In their analysis, security researchers found similarities between Cicada3301 and the now-defunct cyber gang AlphV (also known as BlackCat): “Both ransomware are written in Rust, both use ChaCha20 for encryption. Additionally, the commands for shutting down VMs and removing snapshots are nearly identical, and both use a -ui parameter to display a graphic during encryption.”
In the specific attack investigated by the researchers, the hackers used valid login credentials for ScreenConnect for the initial breach. The IP address of the criminals was linked to a botnet called “Brutus.” According to the report, Brutus is associated with a larger credential stuffing campaign on various VPN programs, including ScreenConnect.
Cicada3301’s emergence adds to the growing concern over the rise of ransomware groups leveraging sophisticated tactics and techniques to target organizations and individuals. The group’s focus on double extortion signals a shift in the ransomware landscape, as threat actors increasingly seek to maximize their profits by not only encrypting data but also threatening to leak sensitive information.
The use of Rust for ransomware development is also noteworthy, as it underscores the evolving nature of ransomware attacks and the adaptability of cybercriminals in responding to security measures implemented by organizations and law enforcement agencies. By utilizing encryption algorithms like ChaCha20, these ransomware groups aim to make it more challenging for victims to recover their data without paying the ransom.
The connection between Cicada3301 and AlphV highlights the interconnected nature of the cybercriminal ecosystem, where tactics, techniques, and tools are often shared and reused among different threat actor groups.

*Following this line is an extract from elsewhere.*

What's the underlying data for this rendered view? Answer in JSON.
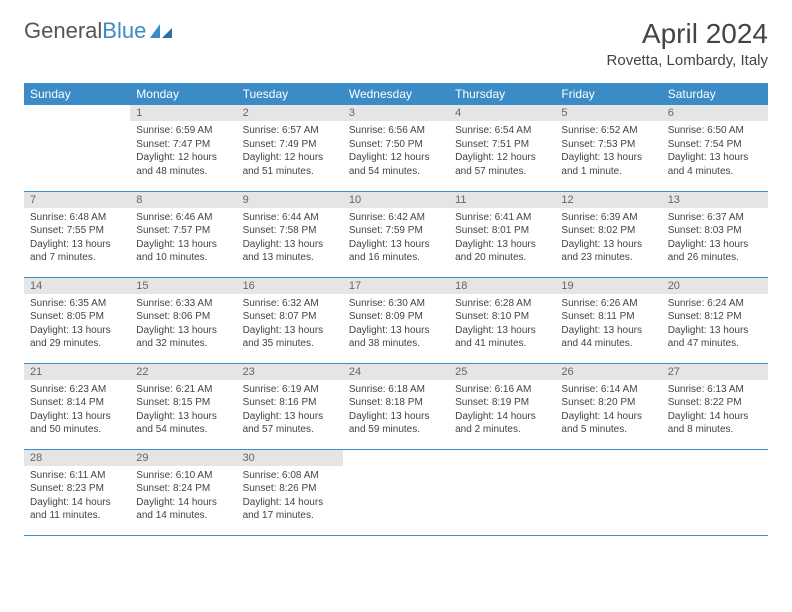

The similarities in code, encryption methods, and operational tactics suggest a potential link or shared resources between the two groups, further emphasizing the need for collaborative efforts among security researchers, law enforcement agencies, and cybersecurity professionals to combat such threats effectively.
The use of valid login credentials for the initial access in the Cicada3301 attack serves as a reminder of the importance of implementing robust authentication mechanisms, multi-factor authentication, and access controls to prevent unauthorized access to sensitive systems and data. Credential stuffing attacks, like the one involving the Brutus botnet, highlight the ongoing challenges organizations face in defending against credential-based threats and the need for continuous monitoring and proactive security measures to detect and mitigate such risks.
Overall, the discovery of Cicada3301 underscores the relentless and evolving nature of ransomware threats, as cybercriminals continue to innovate and adapt their tactics to bypass security defenses and maximize their financial gains. As organizations and individuals alike navigate the complex cybersecurity landscape, it is crucial to stay vigilant, proactive, and informed about emerging threats like Cicada3301 to effectively mitigate risks and protect against potential ransomware attacks.